[Seminar] Recent advances in Google speech recognition systems
■호스트: 김건희 교수 (x7300,880-7300)
■문의: Vision and Learning Lab. (02-880-7289)
In this talk, we will discuss recent advances in speech recognition techniques using neural networks and very large training sets. First, we will give an overview of recent acoustic model training techniques such as Cross Entropy (CE) training, Connectionist Temporal Classification (CTC), various discriminative sequence training such as state-level Minimum Bayes Risk (sMBR). We also describe how to model the acoustic feature distribution using Feed-Forward Deep Neural Networks (FF-DNNs), Long Short-Term Memories (LSTMs). We will discuss simulated data generation and semi-supervised training. We usually do not have enough data for new speech recognition domains. To solve this problem, we create large-scale acoustically simulated databases from existing data. For very large training sets, labeling has been always a very time-consuming and difficult problem. We discuss semi-supervised training techniques to generate labels for such cases. Finally, we will look into end-to-end neural recognizer combining the Acoustic Modeling (AM), the Language Modeling (LM), and the Pronunciation Model (PM) as a single end-to-end system. We describe the attention-model based approaches, the CTC-based approaches, and the Recursive Neural Network (RNN) transducer techniques, and compare their performances.
Chanwoo Kim has been a senior software engineer at Google, Inc. since 2013. He has been working for acoustic modeling for google speech recognition systems including Google Home and enhancing noise robustness using deep learning techniques. He was a speech scientist at Microsoft from 2011 to 2013. Dr. Kim received a Ph.D. from the Language Technologies Institute of School of Computer Science Carnegie Mellon University in 2010. He received his B.S and M.S. degrees in Electrical Engineering from Seoul National University in 1998 and 2001, respectively.

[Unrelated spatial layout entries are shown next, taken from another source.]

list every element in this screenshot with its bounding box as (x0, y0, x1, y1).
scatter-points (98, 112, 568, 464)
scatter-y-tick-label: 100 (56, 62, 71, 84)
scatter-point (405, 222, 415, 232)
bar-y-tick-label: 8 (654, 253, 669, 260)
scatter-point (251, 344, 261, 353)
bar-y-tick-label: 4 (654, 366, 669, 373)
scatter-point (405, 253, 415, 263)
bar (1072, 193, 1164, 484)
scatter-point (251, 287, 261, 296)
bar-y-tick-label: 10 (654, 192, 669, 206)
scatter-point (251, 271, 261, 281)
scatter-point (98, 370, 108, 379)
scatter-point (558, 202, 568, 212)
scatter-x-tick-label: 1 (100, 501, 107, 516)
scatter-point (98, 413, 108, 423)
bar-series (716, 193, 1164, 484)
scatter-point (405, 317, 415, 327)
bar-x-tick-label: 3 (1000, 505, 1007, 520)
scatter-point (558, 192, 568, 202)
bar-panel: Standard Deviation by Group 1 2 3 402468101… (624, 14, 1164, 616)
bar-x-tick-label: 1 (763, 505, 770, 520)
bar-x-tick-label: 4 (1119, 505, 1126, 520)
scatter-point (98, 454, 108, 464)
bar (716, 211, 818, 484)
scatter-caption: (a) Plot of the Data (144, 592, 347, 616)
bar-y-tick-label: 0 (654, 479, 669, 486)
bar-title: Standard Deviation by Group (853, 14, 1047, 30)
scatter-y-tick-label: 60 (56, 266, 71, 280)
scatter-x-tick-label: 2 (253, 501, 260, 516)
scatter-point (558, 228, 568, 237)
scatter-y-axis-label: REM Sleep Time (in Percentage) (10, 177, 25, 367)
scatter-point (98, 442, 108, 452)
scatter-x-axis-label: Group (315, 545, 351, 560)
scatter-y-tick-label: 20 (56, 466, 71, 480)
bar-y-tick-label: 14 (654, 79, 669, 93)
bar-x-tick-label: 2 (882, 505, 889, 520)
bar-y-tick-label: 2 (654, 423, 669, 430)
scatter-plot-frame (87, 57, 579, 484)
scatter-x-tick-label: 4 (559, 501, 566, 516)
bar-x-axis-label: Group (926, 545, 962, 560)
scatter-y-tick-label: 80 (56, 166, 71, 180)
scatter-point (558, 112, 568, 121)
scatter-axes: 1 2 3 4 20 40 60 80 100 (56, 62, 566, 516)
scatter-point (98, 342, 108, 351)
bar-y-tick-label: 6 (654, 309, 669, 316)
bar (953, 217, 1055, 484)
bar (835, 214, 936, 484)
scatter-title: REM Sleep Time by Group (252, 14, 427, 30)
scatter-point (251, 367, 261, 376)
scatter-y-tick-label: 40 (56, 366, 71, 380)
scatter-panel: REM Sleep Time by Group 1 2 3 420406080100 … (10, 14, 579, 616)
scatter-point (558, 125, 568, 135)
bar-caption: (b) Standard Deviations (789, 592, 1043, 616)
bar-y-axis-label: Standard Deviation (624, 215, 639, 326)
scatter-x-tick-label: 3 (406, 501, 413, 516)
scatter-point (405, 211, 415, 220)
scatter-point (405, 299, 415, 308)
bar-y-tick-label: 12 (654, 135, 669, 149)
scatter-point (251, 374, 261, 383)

Dr. Kim’s doctoral research was focused on enhancing the robustness of automatic speech recognition systems in noisy environments. Between 2003 and 2005 Dr. Kim was a Senior Research Engineer at LG Electronics, where he worked primarily on embedded signal processing and protocol stacks for multimedia systems. Prior to his employment at LG, he worked for EdumediaTek and SK Teletech as a R&D engineer.